É evidente que, enquanto alguns se mostram interessados em julgar e em condenar, outros houve, nomeadamente Freud, que vão procurar compreender as motivações que presidem às aparentes desordens que se observam.
O primeiro motivo de preocupação é, sem dúvida alguma, a emergência da sexualidade na adolescência. Não motiva apenas o interesse, causa igualmente receios em pais, médicos e educadores. “O sexo dos estudantes liceais preocupa efectivamente, nomeadamente as amizades particulares, a prática da masturbação e a homossexualidade nos colégios internos. Com a preocupação, surge o controlo: vai ser necessário gerir, controlar e vigiar. Por exemplo, Lombroso, criminologista dos finais do século XIX, afirma explicitamente: “ Quando dois jovens estão juntos, é preciso desconfiar. É bem provável que estejam a fazer algo de mal.” Num seu romance póstumo, Le Lieutenant-Colonel de Maumort, Roger Martin du Gard evoca a homossexualidade nos grandes colégios internos dos anos 80 do século XIX.
VII
Os anos subsequentes do pós guerra (1945) vão revelar uma juventude que, decididamente, gosta de gozar a vida, de se exprimir, de levantar problemas novos, exactamente como faria, não um ser em expectativa de vir a ser, mas alguém que assume plenamente a sua personalidade. A aquisição, por parte da adolescência, de uma maturidade nunca antes alcançada coloca toda uma série de problemas que, por sua vez, vão exigir a intervenção teórica e prática dos diversos tipos de profissionais do funcionamento humano.

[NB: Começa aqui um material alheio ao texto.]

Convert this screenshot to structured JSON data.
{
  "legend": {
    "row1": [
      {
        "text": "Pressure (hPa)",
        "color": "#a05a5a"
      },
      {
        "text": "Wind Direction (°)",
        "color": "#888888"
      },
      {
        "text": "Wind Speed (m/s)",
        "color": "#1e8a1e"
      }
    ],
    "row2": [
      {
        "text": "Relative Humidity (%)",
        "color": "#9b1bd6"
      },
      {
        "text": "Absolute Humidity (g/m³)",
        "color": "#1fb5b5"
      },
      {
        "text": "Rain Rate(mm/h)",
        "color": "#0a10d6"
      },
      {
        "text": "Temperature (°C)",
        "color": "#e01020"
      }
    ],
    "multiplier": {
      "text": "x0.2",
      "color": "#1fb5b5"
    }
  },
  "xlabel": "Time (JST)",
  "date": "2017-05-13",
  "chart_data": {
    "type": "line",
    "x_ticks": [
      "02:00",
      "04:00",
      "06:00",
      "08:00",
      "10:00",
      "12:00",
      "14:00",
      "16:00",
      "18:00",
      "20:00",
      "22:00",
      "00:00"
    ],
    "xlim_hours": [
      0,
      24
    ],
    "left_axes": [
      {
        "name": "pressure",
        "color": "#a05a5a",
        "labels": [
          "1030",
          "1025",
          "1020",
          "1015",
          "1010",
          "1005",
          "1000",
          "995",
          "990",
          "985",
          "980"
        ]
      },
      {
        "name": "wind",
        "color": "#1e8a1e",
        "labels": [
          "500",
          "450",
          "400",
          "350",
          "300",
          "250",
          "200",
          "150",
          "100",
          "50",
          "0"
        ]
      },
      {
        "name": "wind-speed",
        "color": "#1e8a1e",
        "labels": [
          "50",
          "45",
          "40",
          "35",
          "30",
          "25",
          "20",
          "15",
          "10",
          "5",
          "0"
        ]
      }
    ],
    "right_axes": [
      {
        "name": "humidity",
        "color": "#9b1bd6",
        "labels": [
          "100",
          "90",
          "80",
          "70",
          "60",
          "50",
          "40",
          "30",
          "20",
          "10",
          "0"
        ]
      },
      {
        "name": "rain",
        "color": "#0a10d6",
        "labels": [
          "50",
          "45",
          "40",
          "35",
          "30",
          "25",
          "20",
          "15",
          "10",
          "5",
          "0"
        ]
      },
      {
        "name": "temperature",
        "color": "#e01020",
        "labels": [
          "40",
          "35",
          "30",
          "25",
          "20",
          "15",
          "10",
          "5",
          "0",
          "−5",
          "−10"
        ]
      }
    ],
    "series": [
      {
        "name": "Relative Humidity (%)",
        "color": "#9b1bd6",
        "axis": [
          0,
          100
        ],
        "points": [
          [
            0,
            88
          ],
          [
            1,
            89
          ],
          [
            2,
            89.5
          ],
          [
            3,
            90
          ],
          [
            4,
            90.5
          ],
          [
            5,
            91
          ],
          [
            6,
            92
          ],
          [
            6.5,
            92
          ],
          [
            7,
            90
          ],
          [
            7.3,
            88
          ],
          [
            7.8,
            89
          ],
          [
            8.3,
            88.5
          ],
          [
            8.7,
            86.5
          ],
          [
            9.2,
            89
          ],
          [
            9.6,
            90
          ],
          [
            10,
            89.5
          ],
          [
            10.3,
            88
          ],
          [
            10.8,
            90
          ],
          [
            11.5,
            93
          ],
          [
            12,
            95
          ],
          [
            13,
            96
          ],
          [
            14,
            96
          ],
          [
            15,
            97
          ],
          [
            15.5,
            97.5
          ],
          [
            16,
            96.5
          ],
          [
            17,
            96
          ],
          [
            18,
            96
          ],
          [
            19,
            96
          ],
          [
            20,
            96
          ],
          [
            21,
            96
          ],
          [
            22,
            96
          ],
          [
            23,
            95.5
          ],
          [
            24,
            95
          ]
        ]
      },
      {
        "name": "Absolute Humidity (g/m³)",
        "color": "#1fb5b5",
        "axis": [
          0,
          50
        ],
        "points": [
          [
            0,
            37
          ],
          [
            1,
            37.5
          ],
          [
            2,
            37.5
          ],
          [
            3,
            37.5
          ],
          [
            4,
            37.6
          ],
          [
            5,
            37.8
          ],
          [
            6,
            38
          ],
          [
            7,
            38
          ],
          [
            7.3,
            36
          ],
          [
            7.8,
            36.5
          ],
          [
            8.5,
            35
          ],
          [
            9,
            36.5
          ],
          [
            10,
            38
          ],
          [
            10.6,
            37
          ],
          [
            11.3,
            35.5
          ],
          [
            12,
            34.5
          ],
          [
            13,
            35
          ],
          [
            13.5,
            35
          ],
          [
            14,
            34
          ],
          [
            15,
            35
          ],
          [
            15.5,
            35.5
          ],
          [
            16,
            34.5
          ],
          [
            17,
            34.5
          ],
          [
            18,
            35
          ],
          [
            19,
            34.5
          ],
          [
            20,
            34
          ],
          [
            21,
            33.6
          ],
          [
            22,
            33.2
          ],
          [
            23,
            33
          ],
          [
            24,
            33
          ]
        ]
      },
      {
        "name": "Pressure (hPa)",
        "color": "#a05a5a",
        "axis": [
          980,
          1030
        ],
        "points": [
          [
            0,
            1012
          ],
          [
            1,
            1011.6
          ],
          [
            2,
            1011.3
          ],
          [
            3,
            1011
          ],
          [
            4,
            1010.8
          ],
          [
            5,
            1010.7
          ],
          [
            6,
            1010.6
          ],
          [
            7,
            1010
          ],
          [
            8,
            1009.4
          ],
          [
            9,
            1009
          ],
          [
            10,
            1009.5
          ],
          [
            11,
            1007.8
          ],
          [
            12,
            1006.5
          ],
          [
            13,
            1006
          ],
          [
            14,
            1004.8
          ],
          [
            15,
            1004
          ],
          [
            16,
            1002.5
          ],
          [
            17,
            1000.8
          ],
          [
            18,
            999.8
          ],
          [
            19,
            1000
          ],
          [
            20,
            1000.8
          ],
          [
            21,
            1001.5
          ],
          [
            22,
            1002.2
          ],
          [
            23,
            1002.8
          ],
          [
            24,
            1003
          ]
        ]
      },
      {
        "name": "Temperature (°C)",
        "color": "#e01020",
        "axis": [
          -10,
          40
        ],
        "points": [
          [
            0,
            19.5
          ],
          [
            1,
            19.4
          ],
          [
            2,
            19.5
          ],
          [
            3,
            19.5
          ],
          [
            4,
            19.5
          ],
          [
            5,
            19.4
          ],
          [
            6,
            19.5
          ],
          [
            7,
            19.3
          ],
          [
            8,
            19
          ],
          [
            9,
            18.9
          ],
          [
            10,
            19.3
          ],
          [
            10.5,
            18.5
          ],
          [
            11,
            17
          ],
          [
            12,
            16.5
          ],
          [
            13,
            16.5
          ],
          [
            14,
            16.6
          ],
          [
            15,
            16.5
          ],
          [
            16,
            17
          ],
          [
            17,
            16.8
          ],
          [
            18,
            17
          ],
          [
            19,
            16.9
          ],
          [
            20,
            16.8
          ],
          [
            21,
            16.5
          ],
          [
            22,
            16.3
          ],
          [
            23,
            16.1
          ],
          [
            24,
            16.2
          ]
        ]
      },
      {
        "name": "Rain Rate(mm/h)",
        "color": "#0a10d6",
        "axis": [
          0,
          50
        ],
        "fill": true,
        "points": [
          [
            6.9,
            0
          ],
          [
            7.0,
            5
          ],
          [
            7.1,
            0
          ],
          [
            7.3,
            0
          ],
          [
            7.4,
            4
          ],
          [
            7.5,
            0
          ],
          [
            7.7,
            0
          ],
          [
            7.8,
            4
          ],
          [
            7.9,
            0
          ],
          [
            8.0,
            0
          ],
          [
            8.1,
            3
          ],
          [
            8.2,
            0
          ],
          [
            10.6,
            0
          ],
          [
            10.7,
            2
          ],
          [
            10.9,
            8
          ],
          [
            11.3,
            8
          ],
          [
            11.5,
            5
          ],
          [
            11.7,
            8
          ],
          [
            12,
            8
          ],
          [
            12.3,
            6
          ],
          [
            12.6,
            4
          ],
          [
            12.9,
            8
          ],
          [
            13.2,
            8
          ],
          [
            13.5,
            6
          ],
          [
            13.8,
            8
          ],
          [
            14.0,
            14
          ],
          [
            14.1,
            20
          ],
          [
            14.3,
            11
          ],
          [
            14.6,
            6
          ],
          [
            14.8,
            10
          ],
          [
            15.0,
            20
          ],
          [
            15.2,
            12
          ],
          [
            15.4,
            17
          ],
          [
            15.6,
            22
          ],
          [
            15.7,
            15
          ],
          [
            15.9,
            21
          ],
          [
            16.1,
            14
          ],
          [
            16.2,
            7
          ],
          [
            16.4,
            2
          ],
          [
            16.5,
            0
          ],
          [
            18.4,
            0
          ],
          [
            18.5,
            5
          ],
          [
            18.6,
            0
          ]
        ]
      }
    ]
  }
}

No âmbito de uma sociedade que não pára de descobrir a juventude que vive no seu seio, na sequência aliás, de uma série de “pioneiros” que contribuíram para a invenção dos contornos psicanalíticos desse novo jovem, o pós guerra vai revelar-se fértil em contribuições nomeadamente de além Atlântico.
À força de estudar e de falar sobre a dita adolescência, essas teorias acabarão por pensar que o objecto dos seus estudos existe realmente. Como se isso não bastasse, farão com que a própria sociedade acredite que existe algo de evidente, de natural e de atemporal que dá pelo nome de adolescência.
Assiste-se, então, ao aparecimento de uma profusão de conceitos, os recentes indo mais longe do que os precedentes na busca de um “verdadeiro” objecto imaginário. Ouve-se, então, falar em adolescência como fase de transição, de pós-adolescência, etc. Anna Freud é uma figura de proa desse movimento. Diz ela:” Nunca estávamos satisfeitos com os conhecimentos que íamos adquirindo sobre a questão. Os pais (como, aliás, nós próprios) não tinham a menor confiança nos nossos talentos de psicanalistas no tratamento da adolescência. Apareceu, por essa altura, uma série de publicações para demonstrar o contrário. O facto é que a adolescência continuava a ser o que sempre fora, um parente pobre e afastado da teoria psicanalítica”. Logicamente, Anna Freud deveria ter baixado os braços…Continuou, no entanto, a insistir na inadequação dos métodos de diagnóstico e de análise ao fenómeno da adolescência.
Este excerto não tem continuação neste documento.